According to a new report (PDF) by the Government Accountability Office (GAO), customer service representatives at the Centers for Medicare and Medicaid Services (CMS) often give inaccurate information to beneficiaries, and CMS documents are needlessly complicated, loaded with technical jargon.
GAO investigators called CMS operators while posing as beneficiaries. According to the report’s abstract, representatives gave correct responses 90 percent of the time when asked about eligibility. When the questions become more complex – which plan was most appropriate at the lowest cost – accuracy fell to 41 percent.
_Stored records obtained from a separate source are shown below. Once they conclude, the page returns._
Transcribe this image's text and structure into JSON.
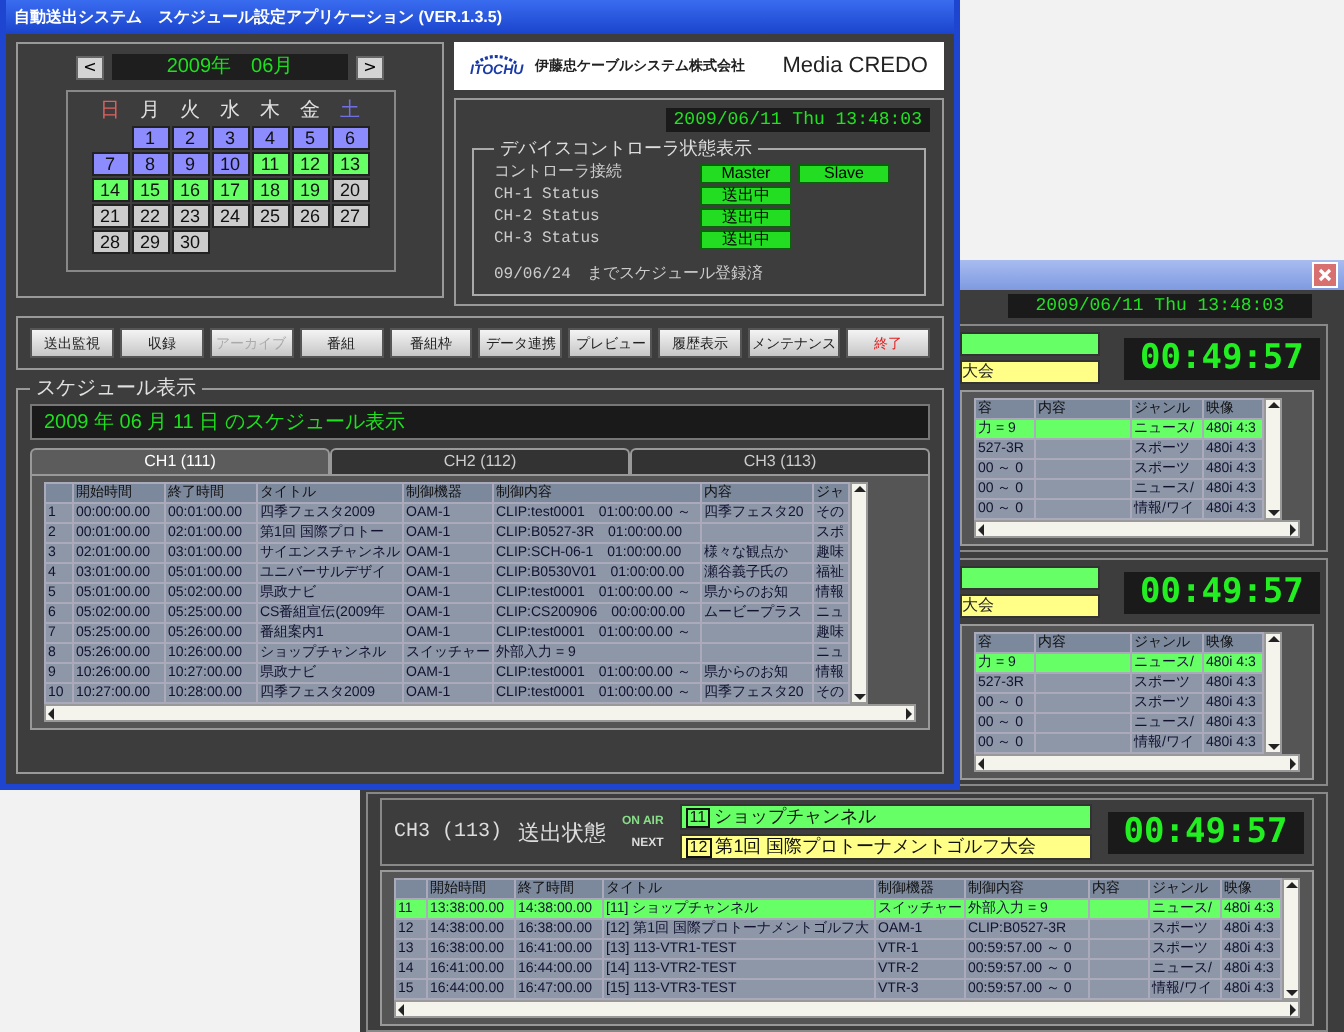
{
  "main_window": {
    "title": "自動送出システム　スケジュール設定アプリケーション (VER.1.3.5)",
    "calendar": {
      "prev": "<",
      "month": "2009年　06月",
      "next": ">",
      "weekdays": [
        {
          "label": "日",
          "kind": "sunday"
        },
        {
          "label": "月",
          "kind": "weekday"
        },
        {
          "label": "火",
          "kind": "weekday"
        },
        {
          "label": "水",
          "kind": "weekday"
        },
        {
          "label": "木",
          "kind": "weekday"
        },
        {
          "label": "金",
          "kind": "weekday"
        },
        {
          "label": "土",
          "kind": "saturday"
        }
      ],
      "weeks": [
        [
          {
            "kind": "empty"
          },
          {
            "day": "1",
            "color": "#8c8cff"
          },
          {
            "day": "2",
            "color": "#8c8cff"
          },
          {
            "day": "3",
            "color": "#8c8cff"
          },
          {
            "day": "4",
            "color": "#8c8cff"
          },
          {
            "day": "5",
            "color": "#8c8cff"
          },
          {
            "day": "6",
            "color": "#8c8cff"
          }
        ],
        [
          {
            "day": "7",
            "color": "#8c8cff"
          },
          {
            "day": "8",
            "color": "#8c8cff"
          },
          {
            "day": "9",
            "color": "#8c8cff"
          },
          {
            "day": "10",
            "color": "#8c8cff"
          },
          {
            "day": "11",
            "color": "#66ff66"
          },
          {
            "day": "12",
            "color": "#66ff66"
          },
          {
            "day": "13",
            "color": "#66ff66"
          }
        ],
        [
          {
            "day": "14",
            "color": "#66ff66"
          },
          {
            "day": "15",
            "color": "#66ff66"
          },
          {
            "day": "16",
            "color": "#66ff66"
          },
          {
            "day": "17",
            "color": "#66ff66"
          },
          {
            "day": "18",
            "color": "#66ff66"
          },
          {
            "day": "19",
            "color": "#66ff66"
          },
          {
            "day": "20",
            "color": "#cccccc"
          }
        ],
        [
          {
            "day": "21",
            "color": "#cccccc"
          },
          {
            "day": "22",
            "color": "#cccccc"
          },
          {
            "day": "23",
            "color": "#cccccc"
          },
          {
            "day": "24",
            "color": "#cccccc"
          },
          {
            "day": "25",
            "color": "#cccccc"
          },
          {
            "day": "26",
            "color": "#cccccc"
          },
          {
            "day": "27",
            "color": "#cccccc"
          }
        ],
        [
          {
            "day": "28",
            "color": "#cccccc"
          },
          {
            "day": "29",
            "color": "#cccccc"
          },
          {
            "day": "30",
            "color": "#cccccc"
          }
        ]
      ]
    },
    "logo": {
      "brand": "ITOCHU",
      "company": "伊藤忠ケーブルシステム株式会社",
      "product": "Media CREDO"
    },
    "clock": "2009/06/11 Thu 13:48:03",
    "device_status": {
      "title": "デバイスコントローラ状態表示",
      "rows": [
        {
          "label": "コントローラ接続",
          "indicators": [
            "Master",
            "Slave"
          ]
        },
        {
          "label": "CH-1 Status",
          "indicators": [
            "送出中"
          ]
        },
        {
          "label": "CH-2 Status",
          "indicators": [
            "送出中"
          ]
        },
        {
          "label": "CH-3 Status",
          "indicators": [
            "送出中"
          ]
        }
      ],
      "note": "09/06/24　までスケジュール登録済"
    },
    "buttons": [
      {
        "label": "送出監視",
        "kind": "normal",
        "disabled": false
      },
      {
        "label": "収録",
        "kind": "normal",
        "disabled": false
      },
      {
        "label": "アーカイブ",
        "kind": "normal",
        "disabled": true
      },
      {
        "label": "番組",
        "kind": "normal",
        "disabled": false
      },
      {
        "label": "番組枠",
        "kind": "normal",
        "disabled": false
      },
      {
        "label": "データ連携",
        "kind": "normal",
        "disabled": false
      },
      {
        "label": "プレビュー",
        "kind": "normal",
        "disabled": false
      },
      {
        "label": "履歴表示",
        "kind": "normal",
        "disabled": false
      },
      {
        "label": "メンテナンス",
        "kind": "normal",
        "disabled": false
      },
      {
        "label": "終了",
        "kind": "exit",
        "disabled": false
      }
    ],
    "schedule": {
      "title": "スケジュール表示",
      "banner": "2009 年 06 月 11 日 のスケジュール表示",
      "tabs": [
        {
          "label": "CH1 (111)",
          "selected": true
        },
        {
          "label": "CH2 (112)",
          "selected": false
        },
        {
          "label": "CH3 (113)",
          "selected": false
        }
      ],
      "columns": [
        "開始時間",
        "終了時間",
        "タイトル",
        "制御機器",
        "制御内容",
        "内容",
        "ジャ"
      ],
      "rows": [
        {
          "no": "1",
          "start": "00:00:00.00",
          "end": "00:01:00.00",
          "title": "四季フェスタ2009",
          "device": "OAM-1",
          "control": "CLIP:test0001　01:00:00.00 ～",
          "content": "四季フェスタ20",
          "genre": "その"
        },
        {
          "no": "2",
          "start": "00:01:00.00",
          "end": "02:01:00.00",
          "title": "第1回 国際プロトー",
          "device": "OAM-1",
          "control": "CLIP:B0527-3R　01:00:00.00",
          "genre": "スポ"
        },
        {
          "no": "3",
          "start": "02:01:00.00",
          "end": "03:01:00.00",
          "title": "サイエンスチャンネル",
          "device": "OAM-1",
          "control": "CLIP:SCH-06-1　01:00:00.00",
          "content": "様々な観点か",
          "genre": "趣味"
        },
        {
          "no": "4",
          "start": "03:01:00.00",
          "end": "05:01:00.00",
          "title": "ユニバーサルデザイ",
          "device": "OAM-1",
          "control": "CLIP:B0530V01　01:00:00.00",
          "content": "瀬谷義子氏の",
          "genre": "福祉"
        },
        {
          "no": "5",
          "start": "05:01:00.00",
          "end": "05:02:00.00",
          "title": "県政ナビ",
          "device": "OAM-1",
          "control": "CLIP:test0001　01:00:00.00 ～",
          "content": "県からのお知",
          "genre": "情報"
        },
        {
          "no": "6",
          "start": "05:02:00.00",
          "end": "05:25:00.00",
          "title": "CS番組宣伝(2009年",
          "device": "OAM-1",
          "control": "CLIP:CS200906　00:00:00.00",
          "content": "ムービープラス",
          "genre": "ニュ"
        },
        {
          "no": "7",
          "start": "05:25:00.00",
          "end": "05:26:00.00",
          "title": "番組案内1",
          "device": "OAM-1",
          "control": "CLIP:test0001　01:00:00.00 ～",
          "genre": "趣味"
        },
        {
          "no": "8",
          "start": "05:26:00.00",
          "end": "10:26:00.00",
          "title": "ショップチャンネル",
          "device": "スイッチャー",
          "control": "外部入力 = 9",
          "genre": "ニュ"
        },
        {
          "no": "9",
          "start": "10:26:00.00",
          "end": "10:27:00.00",
          "title": "県政ナビ",
          "device": "OAM-1",
          "control": "CLIP:test0001　01:00:00.00 ～",
          "content": "県からのお知",
          "genre": "情報"
        },
        {
          "no": "10",
          "start": "10:27:00.00",
          "end": "10:28:00.00",
          "title": "四季フェスタ2009",
          "device": "OAM-1",
          "control": "CLIP:test0001　01:00:00.00 ～",
          "content": "四季フェスタ20",
          "genre": "その"
        }
      ]
    }
  },
  "monitor_window": {
    "clock": "2009/06/11 Thu 13:48:03",
    "channels": [
      {
        "kind": "partial",
        "next_fragment": "大会",
        "timer": "00:49:57",
        "columns": [
          "容",
          "内容",
          "ジャンル",
          "映像"
        ],
        "rows": [
          {
            "control": "力 = 9",
            "genre": "ニュース/",
            "video": "480i 4:3",
            "onair": true
          },
          {
            "control": "527-3R",
            "genre": "スポーツ",
            "video": "480i 4:3",
            "onair": false
          },
          {
            "control": "00 ～ 0",
            "genre": "スポーツ",
            "video": "480i 4:3",
            "onair": false
          },
          {
            "control": "00 ～ 0",
            "genre": "ニュース/",
            "video": "480i 4:3",
            "onair": false
          },
          {
            "control": "00 ～ 0",
            "genre": "情報/ワイ",
            "video": "480i 4:3",
            "onair": false
          }
        ]
      },
      {
        "kind": "partial",
        "next_fragment": "大会",
        "timer": "00:49:57",
        "columns": [
          "容",
          "内容",
          "ジャンル",
          "映像"
        ],
        "rows": [
          {
            "control": "力 = 9",
            "genre": "ニュース/",
            "video": "480i 4:3",
            "onair": true
          },
          {
            "control": "527-3R",
            "genre": "スポーツ",
            "video": "480i 4:3",
            "onair": false
          },
          {
            "control": "00 ～ 0",
            "genre": "スポーツ",
            "video": "480i 4:3",
            "onair": false
          },
          {
            "control": "00 ～ 0",
            "genre": "ニュース/",
            "video": "480i 4:3",
            "onair": false
          },
          {
            "control": "00 ～ 0",
            "genre": "情報/ワイ",
            "video": "480i 4:3",
            "onair": false
          }
        ]
      },
      {
        "kind": "full",
        "name": "CH3 (113)",
        "state_label": "送出状態",
        "onair_label": "ON AIR",
        "next_label": "NEXT",
        "onair": {
          "number": "11",
          "title": "ショップチャンネル"
        },
        "next": {
          "number": "12",
          "title": "第1回 国際プロトーナメントゴルフ大会"
        },
        "timer": "00:49:57",
        "columns": [
          "開始時間",
          "終了時間",
          "タイトル",
          "制御機器",
          "制御内容",
          "内容",
          "ジャンル",
          "映像"
        ],
        "rows": [
          {
            "no": "11",
            "start": "13:38:00.00",
            "end": "14:38:00.00",
            "title": "[11] ショップチャンネル",
            "device": "スイッチャー",
            "control": "外部入力 = 9",
            "genre": "ニュース/",
            "video": "480i 4:3",
            "onair": true
          },
          {
            "no": "12",
            "start": "14:38:00.00",
            "end": "16:38:00.00",
            "title": "[12] 第1回 国際プロトーナメントゴルフ大",
            "device": "OAM-1",
            "control": "CLIP:B0527-3R",
            "genre": "スポーツ",
            "video": "480i 4:3",
            "onair": false
          },
          {
            "no": "13",
            "start": "16:38:00.00",
            "end": "16:41:00.00",
            "title": "[13] 113-VTR1-TEST",
            "device": "VTR-1",
            "control": "00:59:57.00 ～ 0",
            "genre": "スポーツ",
            "video": "480i 4:3",
            "onair": false
          },
          {
            "no": "14",
            "start": "16:41:00.00",
            "end": "16:44:00.00",
            "title": "[14] 113-VTR2-TEST",
            "device": "VTR-2",
            "control": "00:59:57.00 ～ 0",
            "genre": "ニュース/",
            "video": "480i 4:3",
            "onair": false
          },
          {
            "no": "15",
            "start": "16:44:00.00",
            "end": "16:47:00.00",
            "title": "[15] 113-VTR3-TEST",
            "device": "VTR-3",
            "control": "00:59:57.00 ～ 0",
            "genre": "情報/ワイ",
            "video": "480i 4:3",
            "onair": false
          }
        ]
      }
    ]
  }
}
On needlessly complicated information, the GAO found:
First, about 40 percent of seniors read at or below the fifth-grade level, but the reading levels of these documents ranged from seventh grade to postcollege. Second, on average, the six documents we reviewed did not comply with about half of 60 common guidelines for good communication. For example, the documents used too much technical jargon and often did not define difficult terms. Moreover, 16 beneficiaries and advisers that GAO tested reported frustration with the documents’ lack of clarity and had difficulty completing the tasks assigned to them.
The deadline to sign up for Medicare’s new prescription drug plan is May 15. To find out what CMS officials had to say about the report, see this Washington Post story. Also see Free New Mexican.
In other news, activists opposed to the new drug plan protested outside the home of Health and Human Services Secretary Mike Leavitt earlier this week.